Allocation Strategies

We currently offer six separately managed account strategies which employ mutual funds and exchange traded funds (ETFs). Each is unique and each is designed to act differently throughout a market cycle.

All six strategies are available on both the Fidelity and Schwab platforms. To learn more, click on the name of a strategy.



Risk Managed Sector
Dynamic
Equity Plus
Dynamic Sector
Dynamic International

The objective of the Risk Managed strategy is to reduce portfolio risk and overall loss while seeking to achieve superior returns to its benchmark over a complete market cycle.

To accommodate this more conservative approach, Risk Managed is typically invested in 10 to 20 positions from a broad universe of domestic equities, and will employ money market/cash or short mutual fund positions during adverse market conditions. This strategy cannot be net short in the portfolio.

Risk Managed can be fully invested, partially in cash, completely in cash, or even partially short as a hedge against existing long positions.

While Risk Managed may limit the overall losses suffered during major declines, it may also limit returns in advancing markets.

Risk Managed is our most conservative strategy, emphasizing capital preservation over investment return.




To view the performance of Risk Managed Mutual Fund, click here.

Utilizing an approach designed to moderate risk exposure, the objective of the Risk Managed Sector strategy is to identify and focus portfolio assets into industry sectors expected to perform best in the current market cycle.

It's important to note that sectors can be volatile, and as powerful fundamentals unfold, these funds will often dominate the lists of largest gainers and losers. To mitigate this volatility, the Risk Managed Sector strategy emphasizes capital preservation over investment return and will rotate to cash in adverse market conditions.

The Risk Managed Sector strategy is typically allocated into 5 to 10 positions from a variety of both domestic and international sector funds.

This is a moderate risk strategy that seeks equity-type returns with reduced volatility.




To view the performance of Risk Managed Sector, click here.

The objective of the Equity Plus strategy is to exploit intermediate trends in both international and domestic markets while seeking to limit risk.

Equity Plus is typically allocated into 10 to 20 positions from a broad universe of domestic and international equities, encompassing a variety of asset classes and sectors. Equity Plus can also employ money market, cash, bonds and/or short positions through the purchase of inverse mutual funds in adverse market conditions in its attempt to reduce portfolio volatility.

Equity Plus may be long, short and/or hedged in domestic and international equity and bond mutual funds. Often the portfolio will not follow U.S. stock market trends.

This is a moderate-risk strategy as it employs multiple investment options.

Equity Plus is most suitable for investors seeking capital appreciation in all market conditions with a higher propensity for risk.




To view the performance of Equity Plus, click here.
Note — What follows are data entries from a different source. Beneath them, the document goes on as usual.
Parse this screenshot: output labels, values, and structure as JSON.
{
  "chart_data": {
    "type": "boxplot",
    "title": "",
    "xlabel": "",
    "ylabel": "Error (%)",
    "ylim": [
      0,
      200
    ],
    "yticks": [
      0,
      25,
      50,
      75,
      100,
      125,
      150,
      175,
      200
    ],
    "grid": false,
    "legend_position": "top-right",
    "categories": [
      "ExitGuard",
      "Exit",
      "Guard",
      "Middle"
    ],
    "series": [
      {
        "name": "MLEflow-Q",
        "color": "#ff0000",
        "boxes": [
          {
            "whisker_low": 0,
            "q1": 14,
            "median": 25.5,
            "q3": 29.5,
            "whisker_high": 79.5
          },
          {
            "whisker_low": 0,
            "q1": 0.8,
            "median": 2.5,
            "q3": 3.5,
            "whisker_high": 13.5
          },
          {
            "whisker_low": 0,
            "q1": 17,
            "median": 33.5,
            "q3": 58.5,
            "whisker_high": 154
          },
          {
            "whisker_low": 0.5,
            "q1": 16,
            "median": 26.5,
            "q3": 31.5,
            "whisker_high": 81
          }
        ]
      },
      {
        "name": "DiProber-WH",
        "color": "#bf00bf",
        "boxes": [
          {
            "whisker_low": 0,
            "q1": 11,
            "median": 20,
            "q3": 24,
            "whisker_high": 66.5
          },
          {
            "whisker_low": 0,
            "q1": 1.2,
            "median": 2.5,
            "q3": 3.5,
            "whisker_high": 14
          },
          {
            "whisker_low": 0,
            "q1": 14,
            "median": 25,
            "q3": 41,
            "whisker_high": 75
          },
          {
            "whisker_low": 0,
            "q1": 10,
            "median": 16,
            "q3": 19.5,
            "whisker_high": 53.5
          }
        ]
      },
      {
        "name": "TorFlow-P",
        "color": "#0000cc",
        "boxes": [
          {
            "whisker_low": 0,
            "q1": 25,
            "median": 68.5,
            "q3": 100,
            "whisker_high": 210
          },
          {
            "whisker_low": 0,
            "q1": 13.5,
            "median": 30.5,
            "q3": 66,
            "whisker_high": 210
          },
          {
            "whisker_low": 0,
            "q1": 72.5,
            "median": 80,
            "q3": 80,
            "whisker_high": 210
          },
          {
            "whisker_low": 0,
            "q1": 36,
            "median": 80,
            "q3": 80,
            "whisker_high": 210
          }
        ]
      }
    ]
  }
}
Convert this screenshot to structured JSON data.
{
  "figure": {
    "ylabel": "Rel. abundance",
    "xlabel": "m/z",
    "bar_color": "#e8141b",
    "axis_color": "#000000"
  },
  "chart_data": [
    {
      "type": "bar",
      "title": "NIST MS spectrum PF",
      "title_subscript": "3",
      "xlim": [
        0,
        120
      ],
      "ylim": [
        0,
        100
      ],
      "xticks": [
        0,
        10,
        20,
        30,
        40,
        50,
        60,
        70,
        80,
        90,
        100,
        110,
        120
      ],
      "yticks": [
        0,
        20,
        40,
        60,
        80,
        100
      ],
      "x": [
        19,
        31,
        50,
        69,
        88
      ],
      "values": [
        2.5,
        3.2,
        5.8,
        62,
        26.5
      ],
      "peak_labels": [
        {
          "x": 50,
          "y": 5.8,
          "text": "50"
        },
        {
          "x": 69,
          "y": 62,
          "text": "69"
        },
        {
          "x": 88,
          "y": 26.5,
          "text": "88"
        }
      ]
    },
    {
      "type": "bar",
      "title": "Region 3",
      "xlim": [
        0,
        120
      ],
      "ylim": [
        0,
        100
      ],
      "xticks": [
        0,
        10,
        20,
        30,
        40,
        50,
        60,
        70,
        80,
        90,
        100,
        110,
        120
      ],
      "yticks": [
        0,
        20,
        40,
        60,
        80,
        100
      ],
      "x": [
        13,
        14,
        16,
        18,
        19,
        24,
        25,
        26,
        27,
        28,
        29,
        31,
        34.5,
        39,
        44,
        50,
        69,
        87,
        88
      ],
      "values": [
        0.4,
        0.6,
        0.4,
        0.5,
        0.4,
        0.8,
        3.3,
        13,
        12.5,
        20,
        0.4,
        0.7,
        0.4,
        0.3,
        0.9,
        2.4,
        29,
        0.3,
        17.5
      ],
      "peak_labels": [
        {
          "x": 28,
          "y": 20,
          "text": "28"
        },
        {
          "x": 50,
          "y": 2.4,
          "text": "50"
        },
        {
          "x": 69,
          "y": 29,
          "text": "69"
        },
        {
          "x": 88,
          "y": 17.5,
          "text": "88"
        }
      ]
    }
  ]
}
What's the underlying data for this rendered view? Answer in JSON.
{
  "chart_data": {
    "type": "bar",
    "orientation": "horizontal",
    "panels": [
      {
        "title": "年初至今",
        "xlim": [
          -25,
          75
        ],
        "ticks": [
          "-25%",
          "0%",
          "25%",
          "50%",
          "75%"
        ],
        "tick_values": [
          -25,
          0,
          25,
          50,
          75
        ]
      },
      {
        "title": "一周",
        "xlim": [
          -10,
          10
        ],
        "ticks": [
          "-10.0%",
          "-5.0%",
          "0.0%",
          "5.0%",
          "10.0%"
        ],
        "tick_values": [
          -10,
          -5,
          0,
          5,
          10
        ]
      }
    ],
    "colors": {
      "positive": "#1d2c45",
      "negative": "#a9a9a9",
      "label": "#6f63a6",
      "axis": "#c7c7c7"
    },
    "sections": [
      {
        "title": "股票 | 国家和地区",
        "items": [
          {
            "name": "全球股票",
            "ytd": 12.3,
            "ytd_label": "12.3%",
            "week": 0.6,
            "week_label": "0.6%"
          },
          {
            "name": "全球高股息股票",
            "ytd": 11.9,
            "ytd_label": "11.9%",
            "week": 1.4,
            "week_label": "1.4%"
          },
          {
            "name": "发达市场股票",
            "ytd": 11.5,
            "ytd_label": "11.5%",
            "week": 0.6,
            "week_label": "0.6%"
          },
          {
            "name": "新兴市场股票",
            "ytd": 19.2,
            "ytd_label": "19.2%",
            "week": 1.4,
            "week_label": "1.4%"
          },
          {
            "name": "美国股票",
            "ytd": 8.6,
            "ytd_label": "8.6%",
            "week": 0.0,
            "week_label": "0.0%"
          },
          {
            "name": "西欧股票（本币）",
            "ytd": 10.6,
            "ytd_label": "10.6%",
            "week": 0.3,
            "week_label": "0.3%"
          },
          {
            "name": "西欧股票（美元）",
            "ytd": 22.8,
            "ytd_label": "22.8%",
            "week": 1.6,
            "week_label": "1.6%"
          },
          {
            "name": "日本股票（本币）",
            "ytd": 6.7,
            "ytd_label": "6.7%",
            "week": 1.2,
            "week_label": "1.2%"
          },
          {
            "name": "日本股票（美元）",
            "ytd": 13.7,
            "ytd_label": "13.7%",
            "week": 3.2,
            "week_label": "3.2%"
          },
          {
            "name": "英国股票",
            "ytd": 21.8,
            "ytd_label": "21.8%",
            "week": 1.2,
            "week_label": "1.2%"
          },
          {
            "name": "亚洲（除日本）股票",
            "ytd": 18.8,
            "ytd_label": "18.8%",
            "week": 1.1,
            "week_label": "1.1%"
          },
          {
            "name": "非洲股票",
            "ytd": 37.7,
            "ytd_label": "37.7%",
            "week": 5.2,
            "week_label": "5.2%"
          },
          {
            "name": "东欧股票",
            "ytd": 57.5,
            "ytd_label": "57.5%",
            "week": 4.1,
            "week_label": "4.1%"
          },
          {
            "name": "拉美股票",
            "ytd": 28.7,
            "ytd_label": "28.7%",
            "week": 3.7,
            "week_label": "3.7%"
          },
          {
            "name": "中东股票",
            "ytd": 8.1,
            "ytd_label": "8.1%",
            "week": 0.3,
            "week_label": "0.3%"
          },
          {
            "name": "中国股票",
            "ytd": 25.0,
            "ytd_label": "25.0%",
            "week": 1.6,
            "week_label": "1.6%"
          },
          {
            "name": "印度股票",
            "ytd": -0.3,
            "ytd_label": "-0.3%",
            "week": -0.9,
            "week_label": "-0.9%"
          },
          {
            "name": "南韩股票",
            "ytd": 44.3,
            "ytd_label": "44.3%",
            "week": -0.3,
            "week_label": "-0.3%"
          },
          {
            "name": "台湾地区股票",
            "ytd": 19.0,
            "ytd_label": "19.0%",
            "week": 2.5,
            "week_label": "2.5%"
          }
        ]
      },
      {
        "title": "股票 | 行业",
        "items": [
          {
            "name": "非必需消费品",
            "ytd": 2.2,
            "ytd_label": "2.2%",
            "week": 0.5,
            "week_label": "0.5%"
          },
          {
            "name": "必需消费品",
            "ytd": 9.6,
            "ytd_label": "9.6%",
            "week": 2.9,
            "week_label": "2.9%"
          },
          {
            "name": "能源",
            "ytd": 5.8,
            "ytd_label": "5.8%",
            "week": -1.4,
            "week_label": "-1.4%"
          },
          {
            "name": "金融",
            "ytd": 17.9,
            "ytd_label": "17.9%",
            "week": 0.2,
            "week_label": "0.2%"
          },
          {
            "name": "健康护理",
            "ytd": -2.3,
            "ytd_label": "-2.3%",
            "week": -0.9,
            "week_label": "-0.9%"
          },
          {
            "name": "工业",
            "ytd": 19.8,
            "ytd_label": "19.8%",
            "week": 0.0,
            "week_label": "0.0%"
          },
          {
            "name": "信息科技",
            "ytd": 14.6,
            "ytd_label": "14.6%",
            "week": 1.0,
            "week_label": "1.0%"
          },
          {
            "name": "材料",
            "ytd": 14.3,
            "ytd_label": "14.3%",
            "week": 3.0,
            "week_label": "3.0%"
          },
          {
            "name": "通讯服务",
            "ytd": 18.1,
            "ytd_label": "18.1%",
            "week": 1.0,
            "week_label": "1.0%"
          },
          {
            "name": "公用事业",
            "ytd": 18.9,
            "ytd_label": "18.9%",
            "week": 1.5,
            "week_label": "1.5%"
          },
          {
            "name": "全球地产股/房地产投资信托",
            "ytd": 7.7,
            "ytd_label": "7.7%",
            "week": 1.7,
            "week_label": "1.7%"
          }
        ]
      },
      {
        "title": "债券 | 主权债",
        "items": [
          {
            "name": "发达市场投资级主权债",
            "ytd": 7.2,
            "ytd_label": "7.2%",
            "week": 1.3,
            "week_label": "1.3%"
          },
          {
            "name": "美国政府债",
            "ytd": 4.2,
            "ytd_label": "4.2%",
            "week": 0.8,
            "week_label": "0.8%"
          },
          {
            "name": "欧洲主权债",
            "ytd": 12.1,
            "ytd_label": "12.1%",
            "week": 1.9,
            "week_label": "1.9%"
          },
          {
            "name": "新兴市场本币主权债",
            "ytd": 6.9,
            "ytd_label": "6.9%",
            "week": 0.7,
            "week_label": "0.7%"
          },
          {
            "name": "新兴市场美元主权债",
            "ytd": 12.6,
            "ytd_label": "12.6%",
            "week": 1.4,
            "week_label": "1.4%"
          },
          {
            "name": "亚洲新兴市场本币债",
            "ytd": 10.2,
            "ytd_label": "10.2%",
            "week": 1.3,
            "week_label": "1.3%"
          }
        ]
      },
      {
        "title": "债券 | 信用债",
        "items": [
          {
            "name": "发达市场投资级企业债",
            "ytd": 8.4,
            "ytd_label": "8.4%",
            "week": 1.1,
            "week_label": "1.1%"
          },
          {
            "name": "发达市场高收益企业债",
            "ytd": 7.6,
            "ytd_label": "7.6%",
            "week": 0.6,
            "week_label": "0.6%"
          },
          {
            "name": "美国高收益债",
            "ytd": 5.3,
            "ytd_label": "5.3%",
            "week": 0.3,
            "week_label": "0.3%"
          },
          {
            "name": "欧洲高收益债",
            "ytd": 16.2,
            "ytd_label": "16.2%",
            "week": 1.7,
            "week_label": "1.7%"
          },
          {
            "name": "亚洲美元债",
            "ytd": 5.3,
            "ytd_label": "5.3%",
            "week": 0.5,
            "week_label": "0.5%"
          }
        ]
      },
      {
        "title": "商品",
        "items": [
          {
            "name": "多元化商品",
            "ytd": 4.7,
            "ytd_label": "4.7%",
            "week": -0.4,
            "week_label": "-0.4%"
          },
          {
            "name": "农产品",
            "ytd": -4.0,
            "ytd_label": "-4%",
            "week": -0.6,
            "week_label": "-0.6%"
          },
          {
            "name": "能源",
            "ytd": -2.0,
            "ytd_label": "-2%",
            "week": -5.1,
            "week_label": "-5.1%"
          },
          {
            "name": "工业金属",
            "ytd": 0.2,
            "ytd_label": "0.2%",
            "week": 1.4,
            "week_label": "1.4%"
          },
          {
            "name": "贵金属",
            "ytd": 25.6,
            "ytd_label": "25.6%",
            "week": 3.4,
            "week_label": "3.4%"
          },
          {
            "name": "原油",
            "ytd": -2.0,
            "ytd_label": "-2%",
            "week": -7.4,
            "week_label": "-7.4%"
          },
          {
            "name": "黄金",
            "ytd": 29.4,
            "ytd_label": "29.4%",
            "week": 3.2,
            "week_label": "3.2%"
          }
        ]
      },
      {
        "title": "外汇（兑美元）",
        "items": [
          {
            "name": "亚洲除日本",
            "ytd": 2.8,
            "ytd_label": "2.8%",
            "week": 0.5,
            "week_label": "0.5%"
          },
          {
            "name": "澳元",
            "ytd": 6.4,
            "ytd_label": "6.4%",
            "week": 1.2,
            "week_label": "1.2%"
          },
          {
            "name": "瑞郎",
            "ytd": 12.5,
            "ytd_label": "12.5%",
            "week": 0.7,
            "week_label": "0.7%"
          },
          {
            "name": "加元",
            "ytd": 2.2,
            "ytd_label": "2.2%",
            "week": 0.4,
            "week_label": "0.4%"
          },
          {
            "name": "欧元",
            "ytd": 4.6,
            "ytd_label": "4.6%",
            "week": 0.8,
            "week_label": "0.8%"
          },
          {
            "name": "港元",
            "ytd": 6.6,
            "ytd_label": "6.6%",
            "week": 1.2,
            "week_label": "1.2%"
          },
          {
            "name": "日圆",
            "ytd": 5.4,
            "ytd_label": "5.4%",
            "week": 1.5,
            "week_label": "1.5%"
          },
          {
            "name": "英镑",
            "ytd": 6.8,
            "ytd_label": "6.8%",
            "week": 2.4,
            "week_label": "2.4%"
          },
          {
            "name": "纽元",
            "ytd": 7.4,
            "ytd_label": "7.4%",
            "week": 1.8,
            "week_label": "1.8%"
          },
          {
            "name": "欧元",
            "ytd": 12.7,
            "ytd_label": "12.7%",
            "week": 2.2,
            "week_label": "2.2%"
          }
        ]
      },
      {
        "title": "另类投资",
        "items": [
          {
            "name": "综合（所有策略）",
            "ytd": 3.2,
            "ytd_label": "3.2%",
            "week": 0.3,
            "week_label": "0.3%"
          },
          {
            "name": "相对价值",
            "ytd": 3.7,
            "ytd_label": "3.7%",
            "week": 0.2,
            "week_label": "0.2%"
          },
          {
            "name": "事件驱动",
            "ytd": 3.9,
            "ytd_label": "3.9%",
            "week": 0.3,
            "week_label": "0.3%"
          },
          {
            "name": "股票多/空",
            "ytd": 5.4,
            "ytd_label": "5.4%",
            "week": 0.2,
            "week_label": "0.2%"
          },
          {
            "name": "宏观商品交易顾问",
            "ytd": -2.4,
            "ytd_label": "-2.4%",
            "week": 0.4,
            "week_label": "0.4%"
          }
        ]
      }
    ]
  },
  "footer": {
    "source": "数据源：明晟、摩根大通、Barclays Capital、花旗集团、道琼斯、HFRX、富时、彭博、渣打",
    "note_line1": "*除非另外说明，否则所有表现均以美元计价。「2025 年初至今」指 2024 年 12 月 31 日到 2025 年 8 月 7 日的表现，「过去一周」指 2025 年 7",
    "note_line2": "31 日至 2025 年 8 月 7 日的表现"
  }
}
The objective of the Dynamic strategy is to exploit intermediate trends in domestic markets by being fully invested in domestic equities. As a result, Dynamic takes an aggressive approach, seeking to out-perform domestic benchmarks over a complete market cycle.

Dynamic is typically allocated into 10 to 20 positions from a broad universe of domestic equities, encompassing a variety of asset classes and sectors.

This is a high-risk strategy emphasizing investment return over capital preservation by keeping portfolio assets actively invested in domestic equities at all times.




To view the performance of Dynamic, click here.

The objective of the Dynamic Sector strategy is to identify and focus portfolio assets into industry sectors expected to perform best within current market conditions.

This strategy's aggressive approach seeks to out-perform the market over a complete market cycle.

Dynamic Sector is typically allocated into 5 to 10 positions from a variety of both domestic and international sector funds. Sectors can be volatile, and as powerful fundamentals unfold, these funds will often dominate the lists of largest gainers and losers.

This is a high-risk strategy emphasizing investment return over capital preservation by keeping portfolio assets actively invested in sector funds at all times.




To view the performance of Dynamic Sector, click here.

The objective of the Dynamic International strategy is to exploit intermediate trends in international markets by being fully invested in international equities.

As a result, Dynamic International takes an aggressive approach, seeking to out-perform international benchmarks over a complete market cycle.

Dynamic International is typically allocated into 5 to 10 positions from a broad universe of international equities, encompassing a variety of asset classes and sectors.

This is a high-risk strategy emphasizing investment return over capital preservation by keeping portfolio assets actively invested in international equities at all times.